Three of the greatest symphonists ( Beethoven, Tchaikovsky, and
Mahler) and the greatest orchestrator (Ravel) will be uniquely
brought together, this Thursday and Friday at 7:30 at the Tennessee
Theatre.
Beethoven's overture to Goethe's play
Egmont has three parts: a
slow introduction which morphs into a tension-filled Allegro
in f minor. Release comes with the Allegro con brio
coda in
f major, in some of Beethoven's most triumphant,
pedal-to-the-metal writing.
The stage is then set for concertmaster Gabe Lefkowitz's solo
appearance on the Tchaikovsky Violin Concerto. This work is famous
for fooling listeners into applauding at the end of the first
movement., which truly sounds like the end of something, but hang
on... there are two more movements. The second movement Canzonetta
is serene and contemplative, but is interrupted by the Allegro
vivacissimo finale bursting
through the door. I guarantee some audience members will literally
jump out of their seats at
the sound of the finale's downbeat.
The presence of the Egmont Overture and
the Tchaikovsky concerto might make you think this will be a typical
overture/concerto/symphony program, but that mold is long broke.

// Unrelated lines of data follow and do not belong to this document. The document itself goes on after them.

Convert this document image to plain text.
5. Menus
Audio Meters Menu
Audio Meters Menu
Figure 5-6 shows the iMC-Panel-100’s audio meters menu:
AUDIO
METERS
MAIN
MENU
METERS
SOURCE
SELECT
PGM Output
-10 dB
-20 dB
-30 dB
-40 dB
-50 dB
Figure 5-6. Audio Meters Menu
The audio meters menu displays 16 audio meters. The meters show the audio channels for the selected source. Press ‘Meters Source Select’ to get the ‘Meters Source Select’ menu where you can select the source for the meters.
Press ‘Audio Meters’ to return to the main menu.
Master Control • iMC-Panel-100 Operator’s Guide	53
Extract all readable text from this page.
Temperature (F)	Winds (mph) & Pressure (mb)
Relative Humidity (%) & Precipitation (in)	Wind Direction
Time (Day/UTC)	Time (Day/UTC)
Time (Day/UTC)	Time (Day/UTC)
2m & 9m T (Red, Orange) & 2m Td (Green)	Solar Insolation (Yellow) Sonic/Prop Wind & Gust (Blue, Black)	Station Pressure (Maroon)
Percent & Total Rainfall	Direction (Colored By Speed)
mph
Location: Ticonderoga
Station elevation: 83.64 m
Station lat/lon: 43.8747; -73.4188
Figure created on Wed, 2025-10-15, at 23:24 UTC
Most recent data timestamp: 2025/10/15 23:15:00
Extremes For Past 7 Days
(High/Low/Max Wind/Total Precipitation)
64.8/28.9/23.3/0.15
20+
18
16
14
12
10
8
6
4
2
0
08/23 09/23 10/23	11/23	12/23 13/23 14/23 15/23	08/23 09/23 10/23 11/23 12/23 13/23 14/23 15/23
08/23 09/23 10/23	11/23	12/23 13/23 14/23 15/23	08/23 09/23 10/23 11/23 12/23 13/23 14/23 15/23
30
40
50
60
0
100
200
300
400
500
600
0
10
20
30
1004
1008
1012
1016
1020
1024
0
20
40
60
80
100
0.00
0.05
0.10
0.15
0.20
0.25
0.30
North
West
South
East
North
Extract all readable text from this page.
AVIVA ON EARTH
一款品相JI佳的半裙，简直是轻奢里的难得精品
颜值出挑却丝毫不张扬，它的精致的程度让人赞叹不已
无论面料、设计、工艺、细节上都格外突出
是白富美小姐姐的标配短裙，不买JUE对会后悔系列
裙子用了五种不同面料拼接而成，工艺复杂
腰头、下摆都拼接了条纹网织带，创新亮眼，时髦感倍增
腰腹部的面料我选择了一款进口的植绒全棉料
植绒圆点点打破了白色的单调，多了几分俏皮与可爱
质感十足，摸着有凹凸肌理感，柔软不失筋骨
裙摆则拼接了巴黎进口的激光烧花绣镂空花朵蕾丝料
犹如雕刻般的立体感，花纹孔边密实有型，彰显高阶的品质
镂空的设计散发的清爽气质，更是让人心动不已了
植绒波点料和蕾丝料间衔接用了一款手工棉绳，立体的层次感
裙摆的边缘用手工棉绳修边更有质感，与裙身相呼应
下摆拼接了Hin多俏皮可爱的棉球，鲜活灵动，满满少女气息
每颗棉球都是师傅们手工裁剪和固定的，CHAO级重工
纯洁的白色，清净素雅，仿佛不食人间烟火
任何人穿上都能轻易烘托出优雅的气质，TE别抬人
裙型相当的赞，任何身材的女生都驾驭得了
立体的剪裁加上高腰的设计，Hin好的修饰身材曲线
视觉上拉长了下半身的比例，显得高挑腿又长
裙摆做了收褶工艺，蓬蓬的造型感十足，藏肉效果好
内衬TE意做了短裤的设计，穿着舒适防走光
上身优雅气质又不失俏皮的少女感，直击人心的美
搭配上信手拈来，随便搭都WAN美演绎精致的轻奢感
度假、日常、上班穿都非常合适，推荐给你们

On
the second half of the program, contrasting moods continue to be
order of the day, with the Adagio
from Mahler's Symphony No. 10
(the only movement of
that work completed by the composer), and Ravel's tone poem La
Valse will be paired in a sort
of Viennese synopsis.
Ravel's work comments on the fall of the Austro-Hungarian Empire by
deconstructing that empire's
dance-of-choice, the Waltz, whereas the Mahler is a snapshot of the
transition from the First to
the Second Viennese School of composition.